For the study, researchers surveyed 10,000 fourth graders about their mental health, their after-school activities and their relationships with others. Then, when the students were in seventh grade, the researchers surveyed the students again. Each child was placed into one of four groups: kids who participated in sports, kids who participated in non-sports activities, kids who participated in sports and non-sports activities and kids who didn’t participate in anything.
The results: the kids who participated in team sports had less anxiety and depressive symptoms than those who did not.
“What we found was, over time, the kids who did nothing in Grade 4 but by Grade 7 they had shifted to activities [had] benefits for mental health, specifically those kids who had shifted to activities that involve team sports,” Eva Oberle, the study’s lead author said in an interview with CBC news.
Oberle continued to say that the kids who played team sports showed a stronger sense of optimism and more satisfaction with life in addition to having the lower levels of negative mental health indicators.
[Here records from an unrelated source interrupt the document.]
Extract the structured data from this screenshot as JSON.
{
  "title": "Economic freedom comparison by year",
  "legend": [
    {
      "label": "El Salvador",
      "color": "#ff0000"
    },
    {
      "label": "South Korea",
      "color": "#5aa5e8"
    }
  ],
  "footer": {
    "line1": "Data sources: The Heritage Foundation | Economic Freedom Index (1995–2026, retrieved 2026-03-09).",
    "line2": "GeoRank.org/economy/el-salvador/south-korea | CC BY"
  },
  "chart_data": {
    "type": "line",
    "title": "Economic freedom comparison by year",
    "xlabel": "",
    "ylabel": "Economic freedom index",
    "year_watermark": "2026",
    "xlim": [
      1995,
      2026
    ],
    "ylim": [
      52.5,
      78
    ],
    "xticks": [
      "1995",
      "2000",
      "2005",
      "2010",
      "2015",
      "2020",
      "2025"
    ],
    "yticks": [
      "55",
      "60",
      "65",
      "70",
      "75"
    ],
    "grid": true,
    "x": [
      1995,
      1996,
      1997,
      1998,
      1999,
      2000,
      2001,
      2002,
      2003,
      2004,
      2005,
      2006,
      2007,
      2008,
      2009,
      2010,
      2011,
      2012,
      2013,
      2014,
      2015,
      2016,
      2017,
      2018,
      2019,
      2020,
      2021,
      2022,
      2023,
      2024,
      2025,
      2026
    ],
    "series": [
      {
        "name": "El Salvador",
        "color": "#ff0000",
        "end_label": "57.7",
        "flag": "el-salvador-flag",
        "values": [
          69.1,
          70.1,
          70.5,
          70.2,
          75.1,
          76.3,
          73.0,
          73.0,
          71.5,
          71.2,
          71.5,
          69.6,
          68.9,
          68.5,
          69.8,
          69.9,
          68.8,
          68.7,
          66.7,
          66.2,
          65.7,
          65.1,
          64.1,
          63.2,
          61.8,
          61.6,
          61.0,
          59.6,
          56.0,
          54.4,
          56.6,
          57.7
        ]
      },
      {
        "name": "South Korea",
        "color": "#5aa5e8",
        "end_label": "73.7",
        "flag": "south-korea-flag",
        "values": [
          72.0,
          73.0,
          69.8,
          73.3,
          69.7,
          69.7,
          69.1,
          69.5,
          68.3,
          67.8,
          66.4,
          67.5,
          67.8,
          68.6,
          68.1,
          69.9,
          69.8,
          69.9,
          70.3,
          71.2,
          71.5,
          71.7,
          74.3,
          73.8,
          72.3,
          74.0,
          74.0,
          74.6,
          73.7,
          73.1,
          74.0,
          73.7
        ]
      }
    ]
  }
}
So why does Oberle think being a team player is a boost to children’s mental health? She says it has to do with the sense of belonging that a team sport can give a child.
"You are all in this together," Oberle said. "There's some nurturing each other, supporting each other, and you celebrate together when you win. So, there's a lot of togetherness and connectedness that is fostered through team sport."
However, with the rising costs to play team sports, many families are choosing to opt out of those activities. Oberle hopes this study will help communities and parents ensure that team sports are available to all children—regardless of their family’s income.
For parents wanting to get their kids involved in a new team sport but are not sure they can make the commitment, try looking for rec leagues through neighborhoods and communities, which tend to cost less to participate in. Or, look for used equipment to cut down on the cost of new gear each season and, finally, find other families to carpool with as a way to take the burden off just one parent getting kids to and from games.